Il y avait dans le son de sa voix et dans son air toute la froideur et toute la résolution prise que son orgueil pouvait désirer. Leuwen sentait fort bien tout cela et était atterré.

Cette lâcheté de sa part augmenta le courage de madame de Chasteller. Il aurait dû se lever, saluer froidement madame de Chasteller, et lui dire :

« Vous exagérez, madame. D’une petite imprudence sans conséquence, et peut-être sotte chez moi, vous faites un crime in-folio. J’aimais une femme aussi supérieure par l’esprit que par la beauté, et, en vérité, je ne vous trouve que jolie en ce moment. »
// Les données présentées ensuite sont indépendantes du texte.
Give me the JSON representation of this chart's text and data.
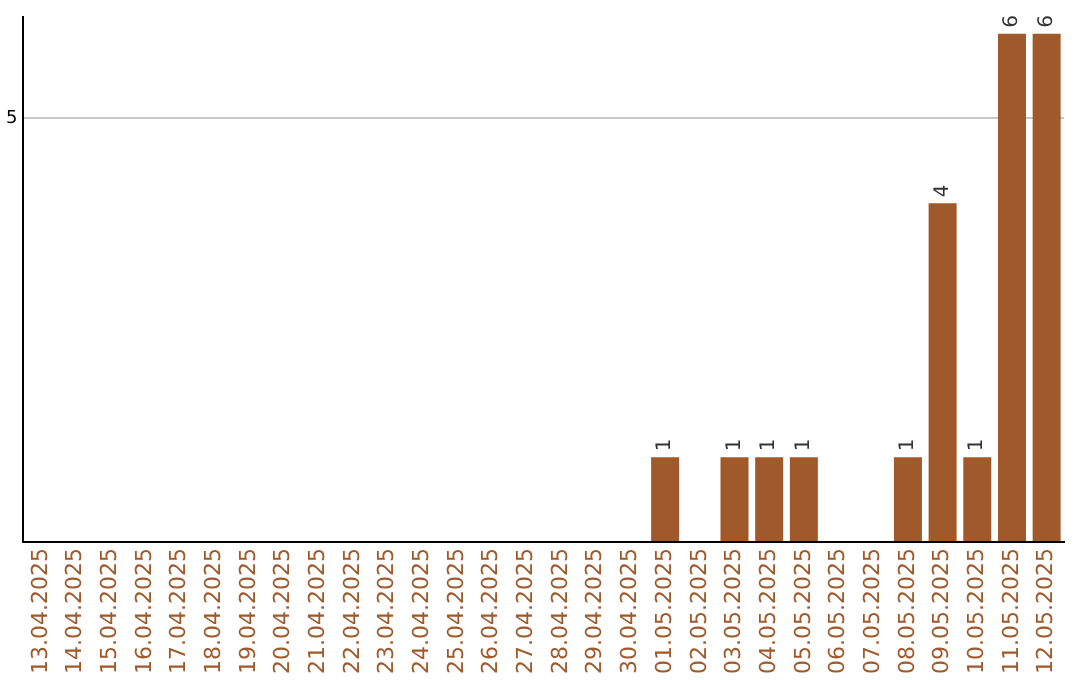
{
  "chart_data": {
    "type": "bar",
    "categories": [
      "13.04.2025",
      "14.04.2025",
      "15.04.2025",
      "16.04.2025",
      "17.04.2025",
      "18.04.2025",
      "19.04.2025",
      "20.04.2025",
      "21.04.2025",
      "22.04.2025",
      "23.04.2025",
      "24.04.2025",
      "25.04.2025",
      "26.04.2025",
      "27.04.2025",
      "28.04.2025",
      "29.04.2025",
      "30.04.2025",
      "01.05.2025",
      "02.05.2025",
      "03.05.2025",
      "04.05.2025",
      "05.05.2025",
      "06.05.2025",
      "07.05.2025",
      "08.05.2025",
      "09.05.2025",
      "10.05.2025",
      "11.05.2025",
      "12.05.2025"
    ],
    "values": [
      null,
      null,
      null,
      null,
      null,
      null,
      null,
      null,
      null,
      null,
      null,
      null,
      null,
      null,
      null,
      null,
      null,
      null,
      1,
      null,
      1,
      1,
      1,
      null,
      null,
      1,
      4,
      1,
      6,
      6
    ],
    "color": "#a0592a",
    "ylim": [
      0,
      6.2
    ],
    "yticks": [
      {
        "value": 0,
        "label": null
      },
      5
    ],
    "grid": "y",
    "legend": false,
    "data_labels": true
  }
}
En disant ces belles paroles, il fallait prendre son sabre, l’attacher tranquillement et sortir.

Bien loin de là : sans songer à ce parti, qu’il eût trouvé trop cruel pour soi et trop dangereux, Leuwen se bornait à être désolé d’être renvoyé. Il s’était bien levé mais il ne partait point ; il cherchait évidemment un prétexte pour rester.

— Je vous céderai la place, monsieur, reprit madame de Chasteller avec une politesse parfaite, au travers de laquelle perçait bien de la hauteur, et comme le méprisant de ce qu’il n’était point parti.

Comme elle repliait son pupitre pour le transporter ailleurs, Leuwen, tout à fait en colère, lui dit :

— Pardon, madame, je m’oubliais.

Et il sortit, outré de dépit contre soi-même et contre elle.

Il n’y avait eu de bon dans sa conduite que le ton de ces deux derniers mots, mais encore ce n’était pas talent, c’était hasard tout pur.

Une fois hors de cet hôtel fatal et délivré des regards curieux des domestiques, peu accoutumés à le voir sortir à cette heure :

« Il faut convenir, se dit-il, que je suis un bien petit garçon de me laisser traiter ainsi ! Je n’ai absolument que ce que je mérite. Quand je suis auprès d’elle, au lieu de chercher à me faire une position un peu convenable, je ne songe qu’à la regarder comme un enfant. À mon retour de l’expédition de N***, il y a eu un moment où il n’eût dépendu que de moi de m’assurer les privilèges les plus solides. J’aurais pu obtenir qu’elle me dît nettement qu’elle m’aime, et de l’embrasser chaque jour en entrant et en sortant. Et je ne puis pas même lui baiser la main ! Ô grand sot ! »

C’était ainsi que se parlait Leuwen en fuyant par la principale rue de Nancy. Il se faisait bien d’autres reproches encore.

Plein de mépris pour soi-même, il eut cependant l’esprit de se dire :

« Il faut faire quelque chose. »

Il était assez embarrassé de sa soirée, car c’était le jour de madame de Marcilly, maison d’une haute vertu, où, en présence d’un buste de Henri V, les bonnes têtes du pays se réunissaient pour commenter la Quotidienne et perdre trente sous au whist.

Leuwen se sentait absolument hors d’état de jouer la comédie. Il eut l’idée heureuse de monter chez madame d’Hocquincourt. De toutes les provinciales qui existèrent jamais, c’était celle qui avait le plus de naturel. Elle eût fait pardonner à la province ; elle avait un naturel impossible à Paris, il y ferait perdre la cote.

  1. Le long fragment que le lecteur trouvera ici entre crochets avait été jugé ennuyeux par Stendhal le 29 septembre 1834. Il résolut de remplacer « ce mauvais La Bruyère par de l’action. » Ces pages n’avaient pourtant pas été biffées, aussi ai-je tenu à les conserver. N. D. L. E.